Rights:
Following is a statement with respect to your protected health information.
You have the right to inspect and copy your protected health information: Under federal law, however you may not inspect or copy the following records: psychotherapy notes: information complied in reasonable anticipation of or use in a civil, criminal, or administrative action or proceeding, and protected health information that is subject to law that prohibits access to protected health information.
You have the right to request a restriction of your protected health information: This means you may ask us not to use or disclose any part of your protected health information for the purpose of treatment, payment or healthcare operations. You may also request that any part of your protected health information not to be disclosed to family members or friends who may be involved in your care or notification purposes as described in this Notice of Privacy Practices. Your request must state the specific restriction requested and to whom you want the restriction to apply.
Your physician is not required to agree to a restriction that you may request. If a physician believes it is in your best interest to permit use and disclosure of your protected health information, your protected health information will no be restricted. You then have the right to use another health care professional.

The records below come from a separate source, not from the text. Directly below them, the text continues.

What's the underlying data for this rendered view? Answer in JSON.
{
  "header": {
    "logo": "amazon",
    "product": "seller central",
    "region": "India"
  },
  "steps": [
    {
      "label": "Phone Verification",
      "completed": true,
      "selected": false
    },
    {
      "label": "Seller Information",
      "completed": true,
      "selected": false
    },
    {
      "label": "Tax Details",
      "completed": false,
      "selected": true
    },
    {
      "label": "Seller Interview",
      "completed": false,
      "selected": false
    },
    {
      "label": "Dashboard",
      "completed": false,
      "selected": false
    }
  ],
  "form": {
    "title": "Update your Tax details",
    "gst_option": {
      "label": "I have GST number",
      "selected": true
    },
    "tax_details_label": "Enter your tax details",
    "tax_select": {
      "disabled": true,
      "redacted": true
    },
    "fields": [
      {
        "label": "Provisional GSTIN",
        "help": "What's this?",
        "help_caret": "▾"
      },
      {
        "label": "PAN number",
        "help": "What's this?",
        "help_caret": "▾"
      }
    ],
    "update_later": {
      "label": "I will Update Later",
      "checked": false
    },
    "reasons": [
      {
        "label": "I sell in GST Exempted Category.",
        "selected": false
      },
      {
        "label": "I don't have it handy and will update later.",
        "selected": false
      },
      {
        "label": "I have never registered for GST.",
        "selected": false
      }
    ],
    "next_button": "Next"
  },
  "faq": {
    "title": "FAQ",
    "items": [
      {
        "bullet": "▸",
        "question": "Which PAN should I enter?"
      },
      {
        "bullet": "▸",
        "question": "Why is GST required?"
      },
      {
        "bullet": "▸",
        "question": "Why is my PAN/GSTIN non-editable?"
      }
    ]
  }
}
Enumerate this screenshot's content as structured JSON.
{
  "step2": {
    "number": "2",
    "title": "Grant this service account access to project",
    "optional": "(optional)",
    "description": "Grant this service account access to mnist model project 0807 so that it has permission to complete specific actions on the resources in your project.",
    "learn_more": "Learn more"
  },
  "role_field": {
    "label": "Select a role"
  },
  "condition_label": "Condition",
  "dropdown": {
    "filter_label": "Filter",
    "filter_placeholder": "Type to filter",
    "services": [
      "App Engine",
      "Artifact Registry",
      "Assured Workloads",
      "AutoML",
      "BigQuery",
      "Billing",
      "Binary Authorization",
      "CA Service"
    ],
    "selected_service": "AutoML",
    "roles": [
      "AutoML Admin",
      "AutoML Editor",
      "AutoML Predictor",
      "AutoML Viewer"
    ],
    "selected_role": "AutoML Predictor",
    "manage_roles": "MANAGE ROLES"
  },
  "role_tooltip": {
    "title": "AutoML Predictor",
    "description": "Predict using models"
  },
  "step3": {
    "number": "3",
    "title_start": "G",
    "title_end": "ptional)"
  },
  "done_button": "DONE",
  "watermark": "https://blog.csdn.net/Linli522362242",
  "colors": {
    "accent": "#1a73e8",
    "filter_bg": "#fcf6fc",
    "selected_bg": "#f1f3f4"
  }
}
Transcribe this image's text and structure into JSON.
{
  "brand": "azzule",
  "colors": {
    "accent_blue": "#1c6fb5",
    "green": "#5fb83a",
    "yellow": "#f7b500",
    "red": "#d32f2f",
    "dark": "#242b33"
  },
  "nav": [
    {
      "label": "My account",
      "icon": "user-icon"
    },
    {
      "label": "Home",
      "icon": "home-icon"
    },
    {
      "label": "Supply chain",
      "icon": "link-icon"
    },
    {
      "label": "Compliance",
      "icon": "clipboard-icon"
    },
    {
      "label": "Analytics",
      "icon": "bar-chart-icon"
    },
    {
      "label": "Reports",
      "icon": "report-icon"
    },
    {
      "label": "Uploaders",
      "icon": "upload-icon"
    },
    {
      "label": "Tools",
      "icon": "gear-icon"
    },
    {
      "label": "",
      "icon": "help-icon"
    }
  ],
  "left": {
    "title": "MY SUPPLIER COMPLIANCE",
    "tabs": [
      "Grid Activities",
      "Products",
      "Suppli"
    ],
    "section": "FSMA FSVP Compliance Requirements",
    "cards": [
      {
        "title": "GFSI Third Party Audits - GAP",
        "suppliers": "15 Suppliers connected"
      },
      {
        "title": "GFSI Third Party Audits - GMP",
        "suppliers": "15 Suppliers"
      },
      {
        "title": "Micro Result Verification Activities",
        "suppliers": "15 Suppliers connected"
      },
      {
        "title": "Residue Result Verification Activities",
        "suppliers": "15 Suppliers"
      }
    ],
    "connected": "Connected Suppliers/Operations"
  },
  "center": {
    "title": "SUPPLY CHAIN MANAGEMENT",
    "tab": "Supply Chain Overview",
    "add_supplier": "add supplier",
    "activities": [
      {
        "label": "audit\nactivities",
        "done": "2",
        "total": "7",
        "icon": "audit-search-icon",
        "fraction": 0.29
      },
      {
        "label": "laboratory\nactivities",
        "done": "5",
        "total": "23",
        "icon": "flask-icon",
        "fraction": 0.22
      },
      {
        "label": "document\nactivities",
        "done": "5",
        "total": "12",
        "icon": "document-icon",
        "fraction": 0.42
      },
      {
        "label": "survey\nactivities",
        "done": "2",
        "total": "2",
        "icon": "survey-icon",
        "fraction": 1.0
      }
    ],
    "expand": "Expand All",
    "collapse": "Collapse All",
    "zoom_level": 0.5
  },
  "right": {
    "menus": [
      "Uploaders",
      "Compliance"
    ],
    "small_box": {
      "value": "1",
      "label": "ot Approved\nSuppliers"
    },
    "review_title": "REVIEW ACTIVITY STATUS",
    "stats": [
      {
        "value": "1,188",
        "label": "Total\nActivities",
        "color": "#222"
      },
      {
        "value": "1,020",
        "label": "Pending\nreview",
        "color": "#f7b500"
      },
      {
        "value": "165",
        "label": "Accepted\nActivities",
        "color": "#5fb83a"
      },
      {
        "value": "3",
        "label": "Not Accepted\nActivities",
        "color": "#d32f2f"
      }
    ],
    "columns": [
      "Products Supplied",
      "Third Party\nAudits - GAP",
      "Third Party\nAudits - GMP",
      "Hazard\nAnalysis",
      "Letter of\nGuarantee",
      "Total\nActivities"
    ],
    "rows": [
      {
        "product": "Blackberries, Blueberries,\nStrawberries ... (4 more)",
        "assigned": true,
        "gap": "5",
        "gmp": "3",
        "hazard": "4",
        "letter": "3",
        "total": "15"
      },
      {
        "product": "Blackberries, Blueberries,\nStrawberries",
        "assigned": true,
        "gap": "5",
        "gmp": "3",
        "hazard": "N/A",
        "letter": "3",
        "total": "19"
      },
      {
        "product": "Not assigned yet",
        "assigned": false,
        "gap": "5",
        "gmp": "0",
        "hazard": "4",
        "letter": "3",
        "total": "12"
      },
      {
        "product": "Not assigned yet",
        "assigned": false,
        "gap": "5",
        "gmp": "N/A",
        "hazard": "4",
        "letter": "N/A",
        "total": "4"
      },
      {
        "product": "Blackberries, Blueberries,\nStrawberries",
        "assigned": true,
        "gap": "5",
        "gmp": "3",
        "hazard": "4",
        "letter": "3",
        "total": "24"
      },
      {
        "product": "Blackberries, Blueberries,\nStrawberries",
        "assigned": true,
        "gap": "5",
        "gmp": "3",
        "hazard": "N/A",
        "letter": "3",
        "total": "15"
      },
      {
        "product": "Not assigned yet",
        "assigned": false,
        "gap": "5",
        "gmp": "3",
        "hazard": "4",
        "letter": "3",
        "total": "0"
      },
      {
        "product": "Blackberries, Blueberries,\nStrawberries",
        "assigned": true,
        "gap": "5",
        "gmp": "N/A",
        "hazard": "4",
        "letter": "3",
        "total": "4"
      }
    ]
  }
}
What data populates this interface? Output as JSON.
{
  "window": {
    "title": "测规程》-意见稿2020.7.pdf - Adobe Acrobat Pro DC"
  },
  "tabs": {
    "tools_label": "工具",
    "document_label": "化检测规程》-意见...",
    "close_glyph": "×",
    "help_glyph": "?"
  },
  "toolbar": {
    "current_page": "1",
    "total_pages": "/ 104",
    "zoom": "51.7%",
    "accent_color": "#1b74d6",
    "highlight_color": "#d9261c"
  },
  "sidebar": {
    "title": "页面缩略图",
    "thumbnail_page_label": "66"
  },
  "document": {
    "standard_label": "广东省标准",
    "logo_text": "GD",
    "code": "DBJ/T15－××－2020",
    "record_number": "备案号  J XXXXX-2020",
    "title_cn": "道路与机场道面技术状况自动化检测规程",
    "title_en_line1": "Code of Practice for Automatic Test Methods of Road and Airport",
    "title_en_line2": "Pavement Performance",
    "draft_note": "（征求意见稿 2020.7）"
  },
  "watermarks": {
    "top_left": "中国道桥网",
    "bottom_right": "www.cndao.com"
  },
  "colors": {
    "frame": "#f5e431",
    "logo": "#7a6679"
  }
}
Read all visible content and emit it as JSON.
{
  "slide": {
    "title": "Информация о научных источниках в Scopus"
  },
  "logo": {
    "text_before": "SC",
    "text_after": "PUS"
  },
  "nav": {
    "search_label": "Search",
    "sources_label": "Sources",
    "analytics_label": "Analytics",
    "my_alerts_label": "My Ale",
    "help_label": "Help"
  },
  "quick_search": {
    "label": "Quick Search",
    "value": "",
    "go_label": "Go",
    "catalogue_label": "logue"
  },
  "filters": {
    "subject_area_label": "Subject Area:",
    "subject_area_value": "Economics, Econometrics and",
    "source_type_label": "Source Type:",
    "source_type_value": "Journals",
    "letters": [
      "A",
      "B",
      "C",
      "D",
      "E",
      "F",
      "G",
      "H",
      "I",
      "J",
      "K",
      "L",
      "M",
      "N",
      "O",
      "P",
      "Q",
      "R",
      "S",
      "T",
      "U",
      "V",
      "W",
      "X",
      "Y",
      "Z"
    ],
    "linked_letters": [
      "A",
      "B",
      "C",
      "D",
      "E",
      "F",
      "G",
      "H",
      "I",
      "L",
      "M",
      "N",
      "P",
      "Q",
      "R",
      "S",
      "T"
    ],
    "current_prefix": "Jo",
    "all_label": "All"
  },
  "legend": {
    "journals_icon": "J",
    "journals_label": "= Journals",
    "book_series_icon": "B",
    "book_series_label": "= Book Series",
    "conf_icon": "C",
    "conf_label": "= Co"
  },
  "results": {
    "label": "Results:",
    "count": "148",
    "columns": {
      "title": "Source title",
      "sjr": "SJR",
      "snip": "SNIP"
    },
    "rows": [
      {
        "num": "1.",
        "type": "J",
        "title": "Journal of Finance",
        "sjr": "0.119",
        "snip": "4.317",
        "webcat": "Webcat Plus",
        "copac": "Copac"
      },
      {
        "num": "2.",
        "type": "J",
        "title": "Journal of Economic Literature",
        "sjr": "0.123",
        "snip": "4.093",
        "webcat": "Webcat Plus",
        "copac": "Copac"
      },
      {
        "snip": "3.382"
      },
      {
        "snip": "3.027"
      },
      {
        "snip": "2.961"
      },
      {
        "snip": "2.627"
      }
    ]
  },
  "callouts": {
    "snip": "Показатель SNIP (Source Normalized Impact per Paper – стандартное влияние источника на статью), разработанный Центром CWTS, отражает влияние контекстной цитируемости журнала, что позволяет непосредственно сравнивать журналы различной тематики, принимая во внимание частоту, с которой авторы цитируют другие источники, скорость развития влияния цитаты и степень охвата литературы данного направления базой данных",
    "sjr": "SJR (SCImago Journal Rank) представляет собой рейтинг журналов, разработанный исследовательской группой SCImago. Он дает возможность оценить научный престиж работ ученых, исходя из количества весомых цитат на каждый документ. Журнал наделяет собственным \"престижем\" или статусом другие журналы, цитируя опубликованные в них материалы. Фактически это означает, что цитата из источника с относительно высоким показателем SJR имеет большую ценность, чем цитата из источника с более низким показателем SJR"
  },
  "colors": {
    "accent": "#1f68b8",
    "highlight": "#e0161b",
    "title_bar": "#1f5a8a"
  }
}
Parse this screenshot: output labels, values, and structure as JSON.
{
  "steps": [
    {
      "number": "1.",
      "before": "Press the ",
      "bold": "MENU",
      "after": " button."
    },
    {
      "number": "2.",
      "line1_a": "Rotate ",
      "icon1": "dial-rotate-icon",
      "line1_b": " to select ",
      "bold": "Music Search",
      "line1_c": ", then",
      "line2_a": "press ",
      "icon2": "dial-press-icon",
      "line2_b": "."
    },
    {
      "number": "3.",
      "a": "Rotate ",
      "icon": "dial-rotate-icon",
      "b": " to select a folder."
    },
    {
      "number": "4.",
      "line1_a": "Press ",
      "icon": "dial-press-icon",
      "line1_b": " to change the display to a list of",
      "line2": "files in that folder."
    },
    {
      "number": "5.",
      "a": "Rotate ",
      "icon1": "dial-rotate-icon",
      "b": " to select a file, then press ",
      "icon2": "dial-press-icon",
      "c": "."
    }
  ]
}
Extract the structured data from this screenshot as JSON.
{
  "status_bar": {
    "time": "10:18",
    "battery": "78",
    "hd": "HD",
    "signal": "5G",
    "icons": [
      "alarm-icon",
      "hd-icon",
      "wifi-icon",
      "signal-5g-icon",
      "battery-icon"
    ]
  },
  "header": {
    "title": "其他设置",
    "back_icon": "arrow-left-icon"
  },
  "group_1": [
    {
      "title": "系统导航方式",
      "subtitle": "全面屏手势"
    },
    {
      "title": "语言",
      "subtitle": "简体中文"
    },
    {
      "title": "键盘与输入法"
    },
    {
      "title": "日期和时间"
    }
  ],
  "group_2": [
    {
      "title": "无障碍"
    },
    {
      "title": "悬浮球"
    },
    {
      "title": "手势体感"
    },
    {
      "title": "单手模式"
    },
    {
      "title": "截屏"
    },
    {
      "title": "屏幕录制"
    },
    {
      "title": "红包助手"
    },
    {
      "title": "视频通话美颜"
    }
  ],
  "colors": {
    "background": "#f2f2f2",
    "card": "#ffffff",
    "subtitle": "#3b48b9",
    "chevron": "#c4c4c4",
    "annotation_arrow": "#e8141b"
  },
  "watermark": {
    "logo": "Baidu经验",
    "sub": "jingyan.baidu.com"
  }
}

You have the right to request to receive confidential communication from us by alternative means or at an alternative location. You have the right to obtain a paper copy of this notice from us. Upon request, even if you have agreed to accept this notice alternatively i.e. electronically.
You may have the right to have your physician amend your protected health information: if we deny your request for amendment, you have the right to file a statement of disagreement with us and we may prepare a rebuttal to your statement and will provide with a copy of any such rebuttal.
You have the right to receive an accounting of certain disclosures we have made, if any, of your protected health information.
We reserve the right to change the terms of this notice and will inform you by mail of any changes. You then have the right to object or withdraw as provided in this notice.
Complaints:
You may file a complaint to us or to the Secretary of Health Services if you believe your privacy rights have been violated by us. You may file a complaint with us by notifying our privacy contact of your complaint. We will not retaliate against you for filling a complaint.
We are required by law to maintain the privacy of individuals with this notice of our legal duties and privacy practices with respect to protected health information. If you have any objections to this form, please ask to speak to our HIPPA Compliance Officer in person or by phone at (212) 721-8200.
Release of Information and Privacy Disclosure:
I acknowledge that I have received a copy of the HIPAA Privacy Notice from the office of Fifth Avenue Cardiovascular Medicine, PC and that I have been given the opportunity to read and or ask any questions I may have regarding the notice.